Sadia Raval, founder and chief psychologist, Inner Space Counselling Centre, says, “Clients don’t often seek help for FOMO, but instead seek help for their inability to concentrate, sense of loneliness, purposelessness or relationship difficulties. FOMO is a condition that gets picked up during sessions of therapy, and then gets addressed as psychotherapy, involving holistic healing. Only after people become aware of the extent of their restlessness, and recognise their tendency to check status updates as unhealthy, do they make attempts to modify the way they use social networking.”

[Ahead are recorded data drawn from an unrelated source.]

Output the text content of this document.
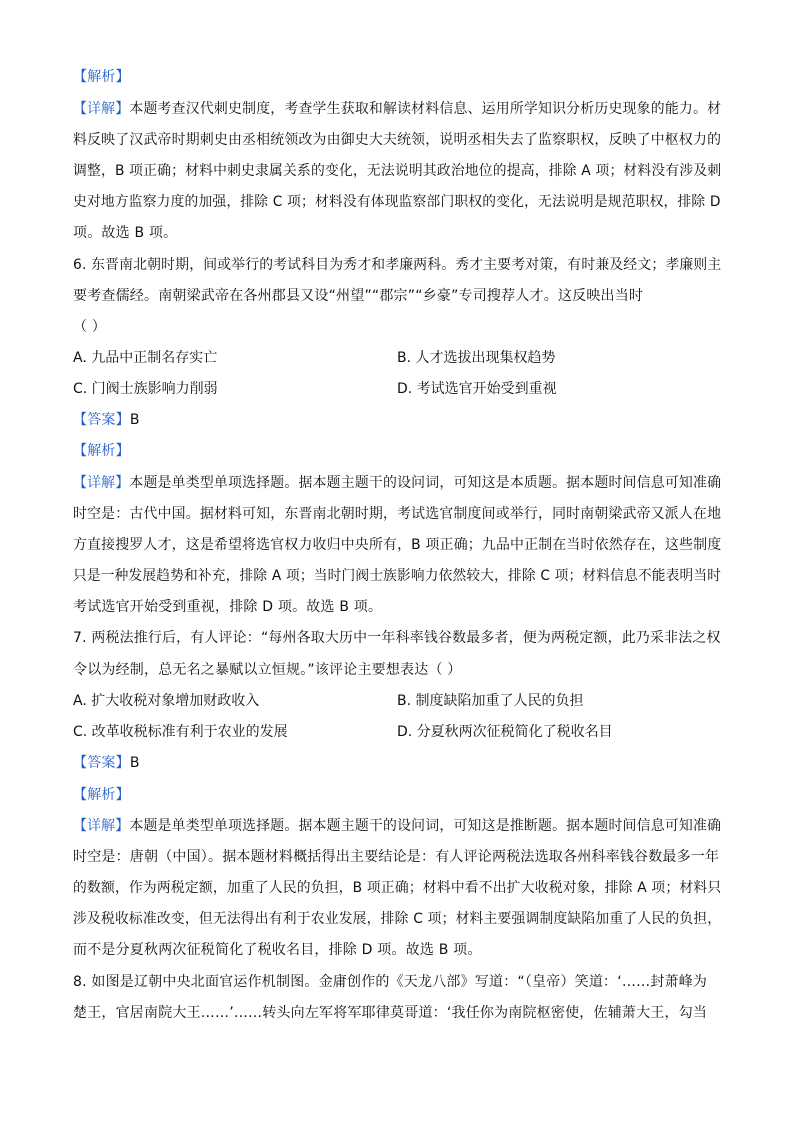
【解析】
【详解】本题考查汉代刺史制度，考查学生获取和解读材料信息、运用所学知识分析历史现象的能力。材
料反映了汉武帝时期刺史由丞相统领改为由御史大夫统领，说明丞相失去了监察职权，反映了中枢权力的
调整，B 项正确；材料中刺史隶属关系的变化，无法说明其政治地位的提高，排除 A 项；材料没有涉及刺
史对地方监察力度的加强，排除 C 项；材料没有体现监察部门职权的变化，无法说明是规范职权，排除 D
项。故选 B 项。
6. 东晋南北朝时期，间或举行的考试科目为秀才和孝廉两科。秀才主要考对策，有时兼及经文；孝廉则主
要考查儒经。南朝梁武帝在各州郡县又设“州望”“郡宗”“乡豪”专司搜荐人才。这反映出当时
（ ）
A. 九品中正制名存实亡	B. 人才选拔出现集权趋势
C. 门阀士族影响力削弱	D. 考试选官开始受到重视
【答案】B
【解析】
【详解】本题是单类型单项选择题。据本题主题干的设问词，可知这是本质题。据本题时间信息可知准确
时空是：古代中国。据材料可知，东晋南北朝时期，考试选官制度间或举行，同时南朝梁武帝又派人在地
方直接搜罗人才，这是希望将选官权力收归中央所有，B 项正确；九品中正制在当时依然存在，这些制度
只是一种发展趋势和补充，排除 A 项；当时门阀士族影响力依然较大，排除 C 项；材料信息不能表明当时
考试选官开始受到重视，排除 D 项。故选 B 项。
7. 两税法推行后，有人评论：“每州各取大历中一年科率钱谷数最多者，便为两税定额，此乃采非法之权
令以为经制，总无名之暴赋以立恒规。”该评论主要想表达（ ）
A. 扩大收税对象增加财政收入	B. 制度缺陷加重了人民的负担
C. 改革收税标准有利于农业的发展	D. 分夏秋两次征税简化了税收名目
【答案】B
【解析】
【详解】本题是单类型单项选择题。据本题主题干的设问词，可知这是推断题。据本题时间信息可知准确
时空是：唐朝（中国）。据本题材料概括得出主要结论是：有人评论两税法选取各州科率钱谷数最多一年
的数额，作为两税定额，加重了人民的负担，B 项正确；材料中看不出扩大收税对象，排除 A 项；材料只
涉及税收标准改变，但无法得出有利于农业发展，排除 C 项；材料主要强调制度缺陷加重了人民的负担，
而不是分夏秋两次征税简化了税收名目，排除 D 项。故选 B 项。
8. 如图是辽朝中央北面官运作机制图。金庸创作的《天龙八部》写道：“（皇帝）笑道：‘……封萧峰为
楚王，官居南院大王……’……转头向左军将军耶律莫哥道：‘我任你为南院枢密使，佐辅萧大王，勾当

Keeping the problem in check
First, take off your self-pity glasses and realise that your life is just as good or as bad as anyone else’s. As prevention, it is important to be aware of one’s habit to consistently shift from important tasks to checking phones, laptops, etc. To take time out every day and do nothing in that time is essential for healthy living in a stressed urban system like ours. A technology detox from time to time can help too.
We must learn to enjoy ourselves without the nagging need to be aware of every little detail about others. Don’t give in to the pressure of FOMO and attend that colleague’s dinner that you’re dreading.
The grass might be greener on the other side, but why care!